Manifestation: la CGT dénonce une proposition de loi « liberticide »

PARIS, 24 octobre 2018 (AFP) – La CGT a dénoncé mercredi une proposition de loi adoptée la veille au Sénat pour « prévenir et sanctionner les violences lors des manifestations », que le syndicat considère comme « liberticide » et à laquelle il entend « faire obstacle ».

« Après l’imposition d’un état d’urgence qui n’en finit pas puis d’une +loi antiterroriste+ qui a permis d’assigner à résidence de simples militants, le groupe LR pond un nouveau texte dangereux et parfaitement inutile, au prétexte de lutter contre les violences commises lors de certaines manifestations », relève la CGT dans un communiqué.

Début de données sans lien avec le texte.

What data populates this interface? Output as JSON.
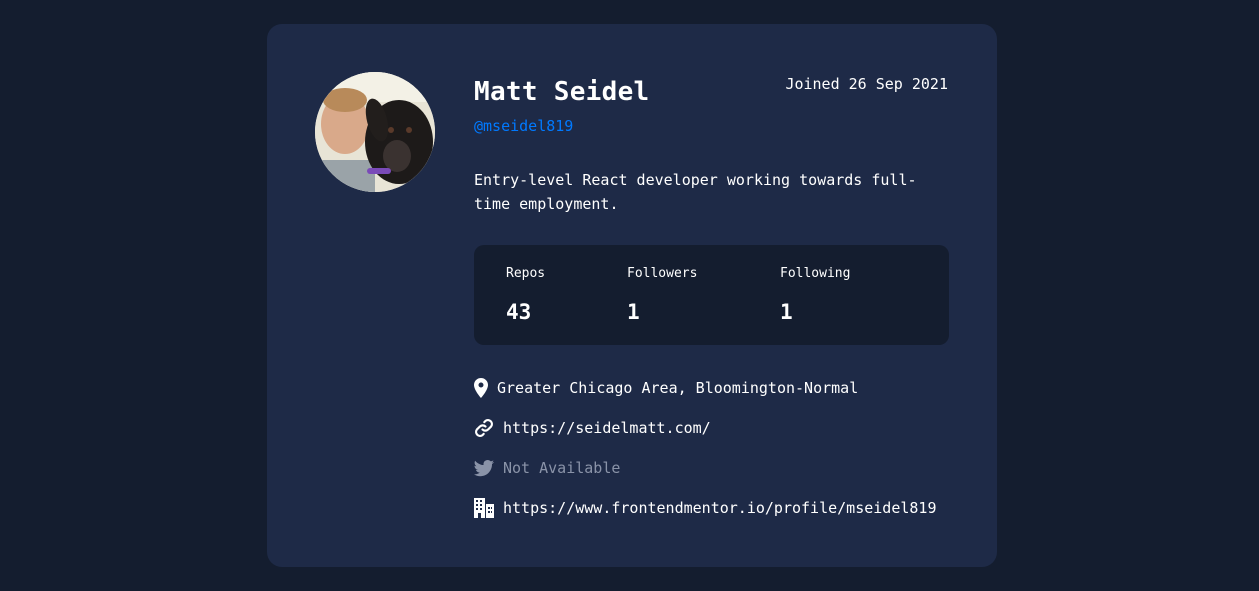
{
  "profile": {
    "name": "Matt Seidel",
    "handle": "@mseidel819",
    "joined": "Joined 26 Sep 2021",
    "bio": "Entry-level React developer working towards full-time employment."
  },
  "stats": {
    "repos": {
      "label": "Repos",
      "value": "43"
    },
    "followers": {
      "label": "Followers",
      "value": "1"
    },
    "following": {
      "label": "Following",
      "value": "1"
    }
  },
  "links": {
    "location": {
      "icon": "location-pin-icon",
      "text": "Greater Chicago Area, Bloomington-Normal"
    },
    "website": {
      "icon": "link-icon",
      "text": "https://seidelmatt.com/"
    },
    "twitter": {
      "icon": "twitter-icon",
      "text": "Not Available",
      "available": false
    },
    "company": {
      "icon": "company-building-icon",
      "text": "https://www.frontendmentor.io/profile/mseidel819"
    }
  },
  "colors": {
    "page_background": "#141d2f",
    "card_background": "#1e2a47",
    "accent": "#0079ff",
    "muted": "#8a93a8"
  }
}
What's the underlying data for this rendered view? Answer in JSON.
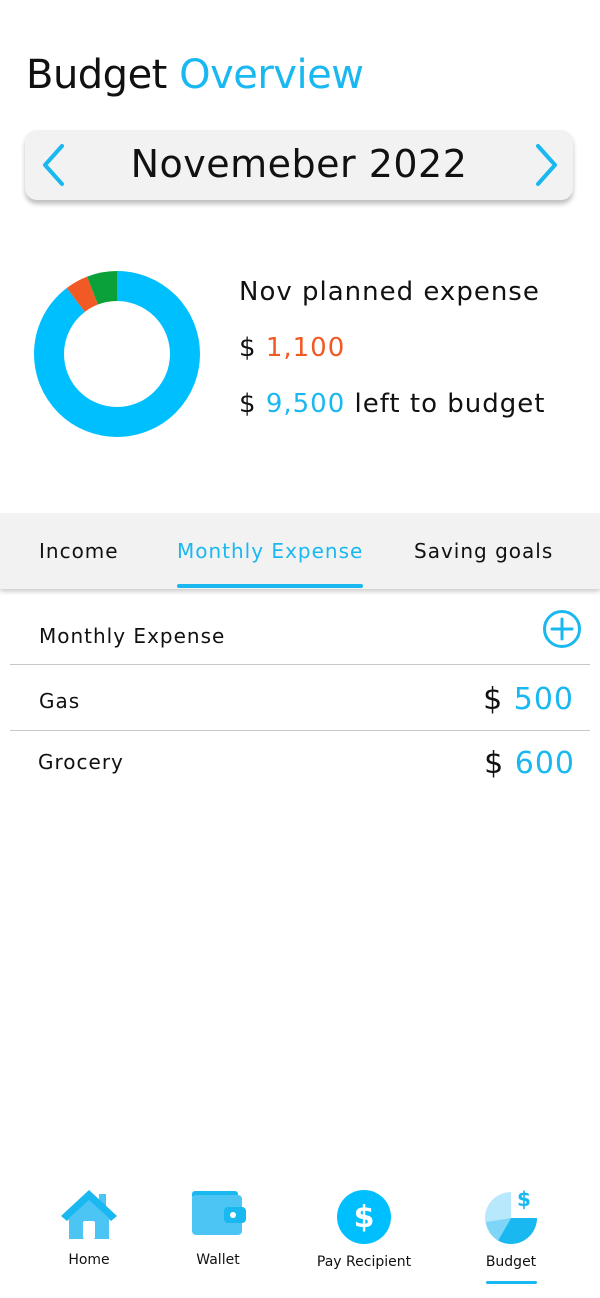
{
  "header": {
    "title_prefix": "Budget",
    "title_accent": "Overview"
  },
  "month_selector": {
    "label": "Novemeber 2022",
    "prev_icon": "chevron-left-icon",
    "next_icon": "chevron-right-icon"
  },
  "summary": {
    "planned_label": "Nov planned expense",
    "currency": "$",
    "planned_amount": "1,100",
    "left_amount": "9,500",
    "left_label": "left to budget"
  },
  "donut": {
    "segments": [
      {
        "name": "remaining",
        "color": "#00bfff",
        "fraction": 0.896
      },
      {
        "name": "gas",
        "color": "#f15a24",
        "fraction": 0.045
      },
      {
        "name": "grocery",
        "color": "#0aa13b",
        "fraction": 0.059
      }
    ]
  },
  "tabs": [
    {
      "label": "Income",
      "active": false
    },
    {
      "label": "Monthly Expense",
      "active": true
    },
    {
      "label": "Saving goals",
      "active": false
    }
  ],
  "expense_list": {
    "title": "Monthly Expense",
    "add_icon": "plus-circle-icon",
    "items": [
      {
        "label": "Gas",
        "currency": "$",
        "amount": "500"
      },
      {
        "label": "Grocery",
        "currency": "$",
        "amount": "600"
      }
    ]
  },
  "bottom_nav": {
    "items": [
      {
        "label": "Home",
        "icon": "home-icon"
      },
      {
        "label": "Wallet",
        "icon": "wallet-icon"
      },
      {
        "label": "Pay Recipient",
        "icon": "dollar-circle-icon"
      },
      {
        "label": "Budget",
        "icon": "budget-pie-icon",
        "active": true
      }
    ]
  },
  "colors": {
    "accent": "#1ab8f0",
    "expense": "#f15a24",
    "grocery_segment": "#0aa13b",
    "tab_bg": "#f2f2f2"
  }
}
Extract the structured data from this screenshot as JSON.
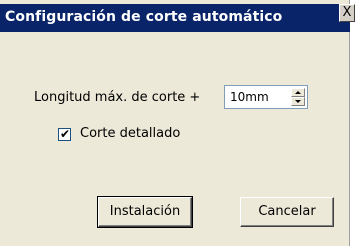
{
  "dialog": {
    "title": "Configuración de corte automático",
    "close_label": "X"
  },
  "form": {
    "max_length_label": "Longitud máx. de corte +",
    "max_length_value": "10mm",
    "detailed_cut_label": "Corte detallado",
    "detailed_cut_checked": true,
    "checkmark_glyph": "✔"
  },
  "buttons": {
    "install_label": "Instalación",
    "cancel_label": "Cancelar"
  }
}
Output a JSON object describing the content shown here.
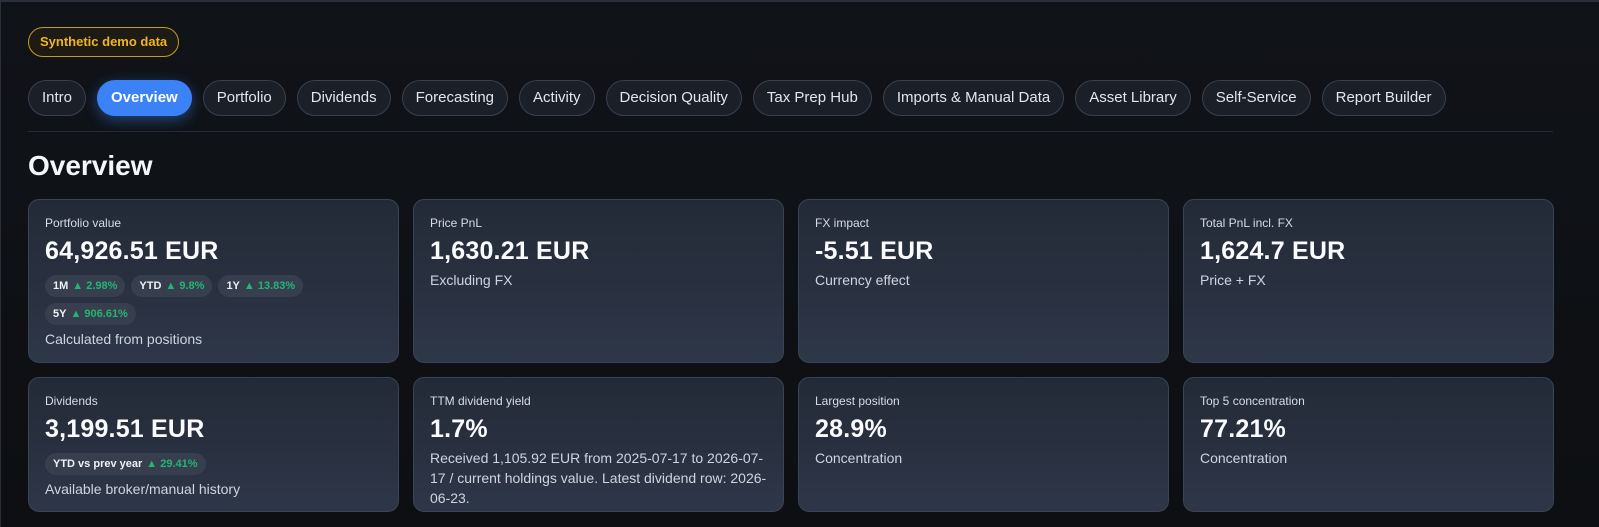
{
  "badge": "Synthetic demo data",
  "tabs": [
    {
      "label": "Intro"
    },
    {
      "label": "Overview"
    },
    {
      "label": "Portfolio"
    },
    {
      "label": "Dividends"
    },
    {
      "label": "Forecasting"
    },
    {
      "label": "Activity"
    },
    {
      "label": "Decision Quality"
    },
    {
      "label": "Tax Prep Hub"
    },
    {
      "label": "Imports & Manual Data"
    },
    {
      "label": "Asset Library"
    },
    {
      "label": "Self-Service"
    },
    {
      "label": "Report Builder"
    }
  ],
  "active_tab": "Overview",
  "page_title": "Overview",
  "cards": {
    "portfolio_value": {
      "label": "Portfolio value",
      "value": "64,926.51 EUR",
      "pills": [
        {
          "key": "1M",
          "val": "▲ 2.98%"
        },
        {
          "key": "YTD",
          "val": "▲ 9.8%"
        },
        {
          "key": "1Y",
          "val": "▲ 13.83%"
        },
        {
          "key": "5Y",
          "val": "▲ 906.61%"
        }
      ],
      "sub": "Calculated from positions"
    },
    "price_pnl": {
      "label": "Price PnL",
      "value": "1,630.21 EUR",
      "sub": "Excluding FX"
    },
    "fx_impact": {
      "label": "FX impact",
      "value": "-5.51 EUR",
      "sub": "Currency effect"
    },
    "total_pnl": {
      "label": "Total PnL incl. FX",
      "value": "1,624.7 EUR",
      "sub": "Price + FX"
    },
    "dividends": {
      "label": "Dividends",
      "value": "3,199.51 EUR",
      "pills": [
        {
          "key": "YTD vs prev year",
          "val": "▲ 29.41%"
        }
      ],
      "sub": "Available broker/manual history"
    },
    "ttm_yield": {
      "label": "TTM dividend yield",
      "value": "1.7%",
      "sub": "Received 1,105.92 EUR from 2025-07-17 to 2026-07-17 / current holdings value. Latest dividend row: 2026-06-23."
    },
    "largest_position": {
      "label": "Largest position",
      "value": "28.9%",
      "sub": "Concentration"
    },
    "top5": {
      "label": "Top 5 concentration",
      "value": "77.21%",
      "sub": "Concentration"
    }
  },
  "colors": {
    "accent": "#3b82f6",
    "positive": "#22b573",
    "badge": "#f2b51d"
  }
}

« Il existe déjà, en effet, des dispositions législatives permettant les fouilles et contrôles aux abords des manifestations », ajoute-t-elle, promettant d’utiliser « tous les moyens pour y faire obstacle, si le législateur entend la valider ».

Le Sénat a adopté mardi, en réponse au phénomène des « black blocs », une proposition de loi de droite visant à « prévenir et sanctionner les violences lors des manifestations », dénoncée à gauche comme attentatoire aux libertés.

Le texte du chef de file des sénateurs LR Bruno Retailleau a été voté en première lecture à main levée, avec les voix des sénateurs LR, centristes et Indépendants. PS, CRCE (à majorité communiste) et LREM ont voté contre.

Le secrétaire d’Etat auprès du ministre de l’Intérieur, Laurent Nuñez, a cependant souhaité mardi devant la représentation nationale un texte plus abouti, rappelant qu’un groupe de travail commun aux ministères de la Justice et de l’Intérieur « rendrait ses conclusions le 15 janvier ».

La proposition de loi prévoit, à titre préventif, que les préfets puissent prononcer des interdictions de manifester à l’encontre d’individus susceptibles de représenter une menace grave pour l’ordre public. Quant au volet répressif, le texte propose notamment de transformer l’infraction de dissimulation volontaire du visage dans une manifestation en un délit puni d’un an d’emprisonnement et 15.000 euros d’amende.